Our View: Pawlenty still has long way to go

Minnesota Gov. Tim Pawlenty appeared before Iowa Republicans on Saturday in what was billed by the media as an unveiling, of sorts. Though Pawlenty hasn’t yet announced he’s running for president in 2012, all of his moves indicate he’s angling for the job.

Iowa is the funnel through which every presidential candidate worth his salt must pass through.

So how did Iowa react?

Well, Iowa Republicans were polite and generally receptive.

That seems to be the mood around the country as Republicans consider the man Minnesotans call “TPaw” — at least among those who know who Pawlenty is. Though he has crisscrossed the country and made TV appearances on numerous occasions to talk politics, his national persona is still fuzzy. Even after his Iowa appearance, where he dropped a memorable line about Democrats “acting like a manure-spreader in a windstorm,” his ability to generate enthusiasm is suspect.

Candidates, in order to be allowed the chance to become president, need to excite the party faithful.

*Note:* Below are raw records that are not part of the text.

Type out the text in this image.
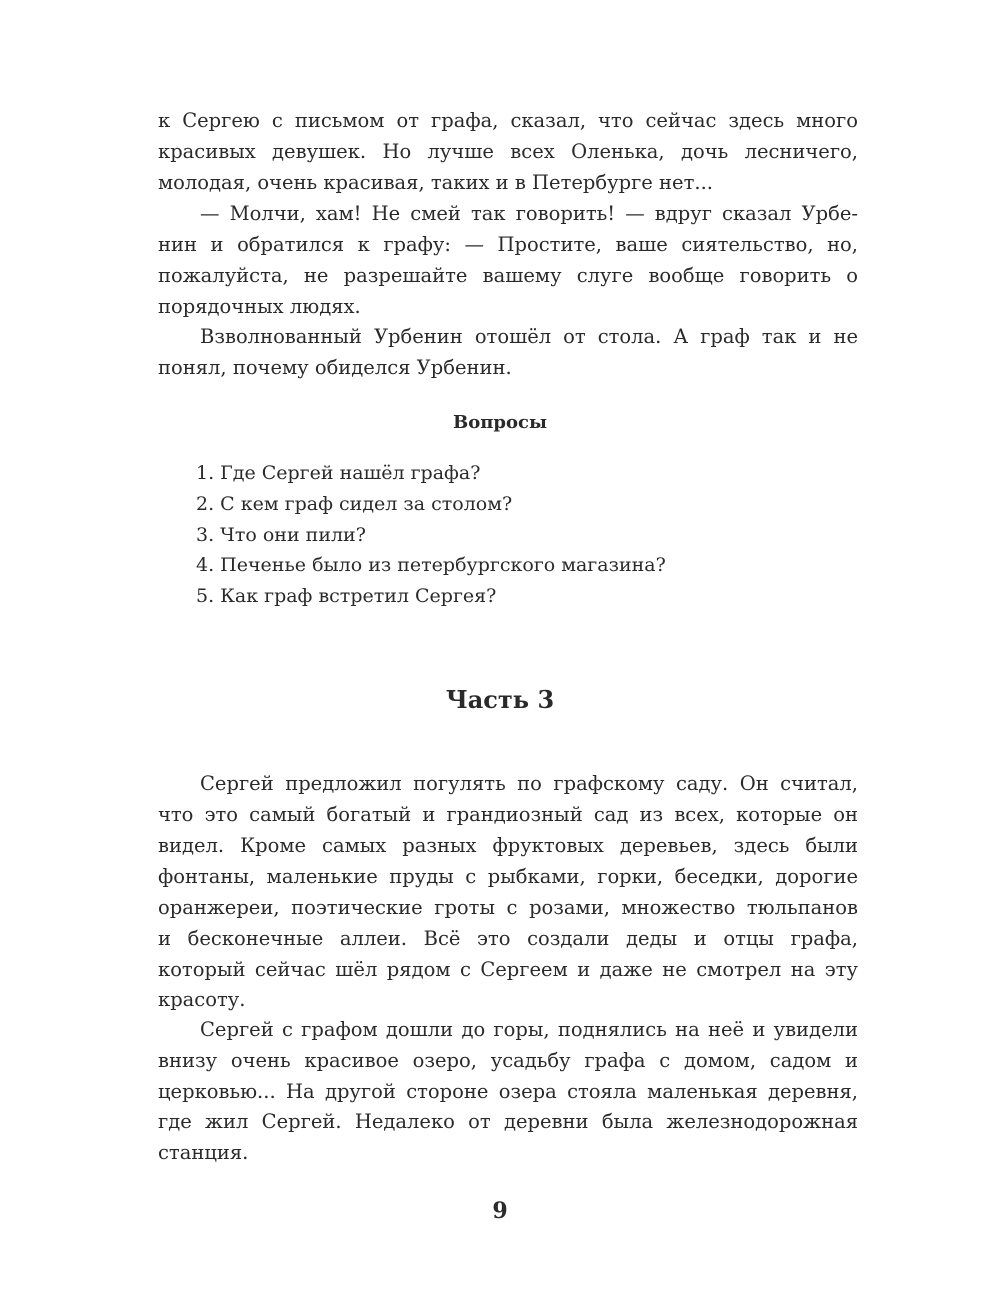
к Сергею с письмом от графа, сказал, что сейчас здесь много
красивых девушек. Но лучше всех Оленька, дочь лесничего,
молодая, очень красивая, таких и в Петербурге нет...
— Молчи, хам! Не смей так говорить! — вдруг сказал Урбе-
нин и обратился к графу: — Простите, ваше сиятельство, но,
пожалуйста, не разрешайте вашему слуге вообще говорить о
порядочных людях.
Взволнованный Урбенин отошёл от стола. А граф так и не
понял, почему обиделся Урбенин.
Вопросы
1. Где Сергей нашёл графа?
2. С кем граф сидел за столом?
3. Что они пили?
4. Печенье было из петербургского магазина?
5. Как граф встретил Сергея?
Часть 3
Сергей предложил погулять по графскому саду. Он считал,
что это самый богатый и грандиозный сад из всех, которые он
видел. Кроме самых разных фруктовых деревьев, здесь были
фонтаны, маленькие пруды с рыбками, горки, беседки, дорогие
оранжереи, поэтические гроты с розами, множество тюльпанов
и бесконечные аллеи. Всё это создали деды и отцы графа,
который сейчас шёл рядом с Сергеем и даже не смотрел на эту
красоту.
Сергей с графом дошли до горы, поднялись на неё и увидели
внизу очень красивое озеро, усадьбу графа с домом, садом и
церковью... На другой стороне озера стояла маленькая деревня,
где жил Сергей. Недалеко от деревни была железнодорожная
станция.
9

According to reports, what some Iowa Republicans like in Pawlenty is his low-key Midwestern approach and his image as a two-term governor in a “left-of-center” state that has stayed true to fiscal conservatism.

If that’s his “hook,” Pawlenty may have to work on it. Presidential hopefuls usually need stronger messages than that, and even then, it only works when the timing is right.

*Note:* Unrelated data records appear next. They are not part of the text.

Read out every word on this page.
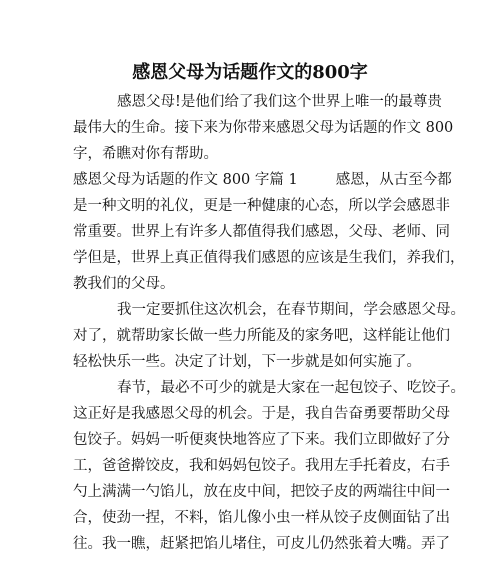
感恩父母为话题作文的800字
感恩父母!是他们给了我们这个世界上唯一的最尊贵
最伟大的生命。接下来为你带来感恩父母为话题的作文 800
字，希瞧对你有帮助。
感恩父母为话题的作文 800 字篇 1	感恩，从古至今都
是一种文明的礼仪，更是一种健康的心态，所以学会感恩非
常重要。世界上有许多人都值得我们感恩，父母、老师、同
学但是，世界上真正值得我们感恩的应该是生我们，养我们，
教我们的父母。
我一定要抓住这次机会，在春节期间，学会感恩父母。
对了，就帮助家长做一些力所能及的家务吧，这样能让他们
轻松快乐一些。决定了计划，下一步就是如何实施了。
春节，最必不可少的就是大家在一起包饺子、吃饺子。
这正好是我感恩父母的机会。于是，我自告奋勇要帮助父母
包饺子。妈妈一听便爽快地答应了下来。我们立即做好了分
工，爸爸擀饺皮，我和妈妈包饺子。我用左手托着皮，右手
勺上满满一勺馅儿，放在皮中间，把饺子皮的两端往中间一
合，使劲一捏，不料，馅儿像小虫一样从饺子皮侧面钻了出
往。我一瞧，赶紧把馅儿堵住，可皮儿仍然张着大嘴。弄了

Jimmy Carter captured the nation’s mood by mixing a southern freshness with an appeal to openness and honesty — just what the nation was looking for while still recovering from Watergate. Reagan followed an ineffective Carter with a vigorous call of national renewal and strength. Again, the timing was perfect. Just what the country will be looking for after one term from Obama (whether the country will be ready for a change, at all) is still uncertain. But one senses that Pawlenty will need more to set him apart.

At present, Pawlenty struggles for a place among a Republican field that may feature two holdovers from the 2008 campaign, Mitt Romney (with strong business credentials and name recognition) and Mike Huckabee (who holds court regularly on his own Fox-TV show). No one knows if Sarah Palin might run, but the former vice presidential nominee is a celebrity whose latest book is a best-seller even before it’s written.

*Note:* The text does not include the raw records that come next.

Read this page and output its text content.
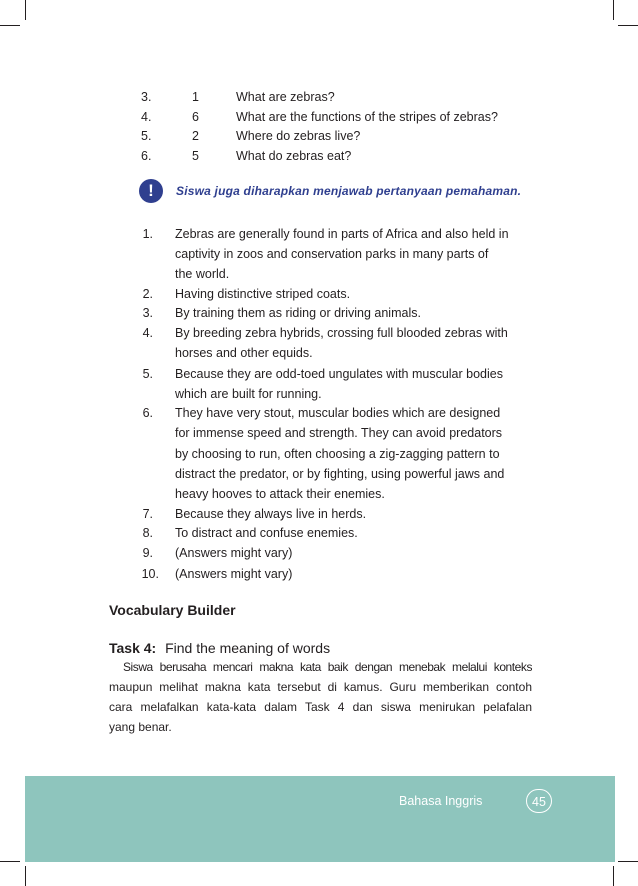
3.	1	What are zebras?
4.	6	What are the functions of the stripes of zebras?
5.	2	Where do zebras live?
6.	5	What do zebras eat?
!	Siswa juga diharapkan menjawab pertanyaan pemahaman.
1. Zebras are generally found in parts of Africa and also held in
captivity in zoos and conservation parks in many parts of
the world.
2. Having distinctive striped coats.
3. By training them as riding or driving animals.
4. By breeding zebra hybrids, crossing full blooded zebras with
horses and other equids.
5. Because they are odd-toed ungulates with muscular bodies
which are built for running.
6. They have very stout, muscular bodies which are designed
for immense speed and strength. They can avoid predators
by choosing to run, often choosing a zig-zagging pattern to
distract the predator, or by fighting, using powerful jaws and
heavy hooves to attack their enemies.
7. Because they always live in herds.
8. To distract and confuse enemies.
9. (Answers might vary)
10. (Answers might vary)
Vocabulary Builder
Task 4: Find the meaning of words
Siswa berusaha mencari makna kata baik dengan menebak melalui konteks
maupun melihat makna kata tersebut di kamus. Guru memberikan contoh
cara melafalkan kata-kata dalam Task 4 dan siswa menirukan pelafalan
yang benar.
Bahasa Inggris	45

To a lot of Americans, Pawlenty is only famous for the general agreement that he was “almost” 2008 presidential candidate John McCain’s vice presidential pick. To others, even Republicans, he isn’t even remembered as that.

One attendee of the Iowa event responded thusly when Pawlenty’s name was dropped. “He’s a gubernatorial hopeful in Illinois, isn’t he?”

This is not to say, of course, that Pawlenty doesn’t bring many positive attributes to the field. He comes off to most people as a very articulate, fairly reasonable, fairly competent, fairly likeable, rather unexciting governor (and isn’t that what a lot of people said of Carter in the earl-going?). Still, we suspect Pawlenty will need to come up with a stronger hook than that to capture America’s fancy.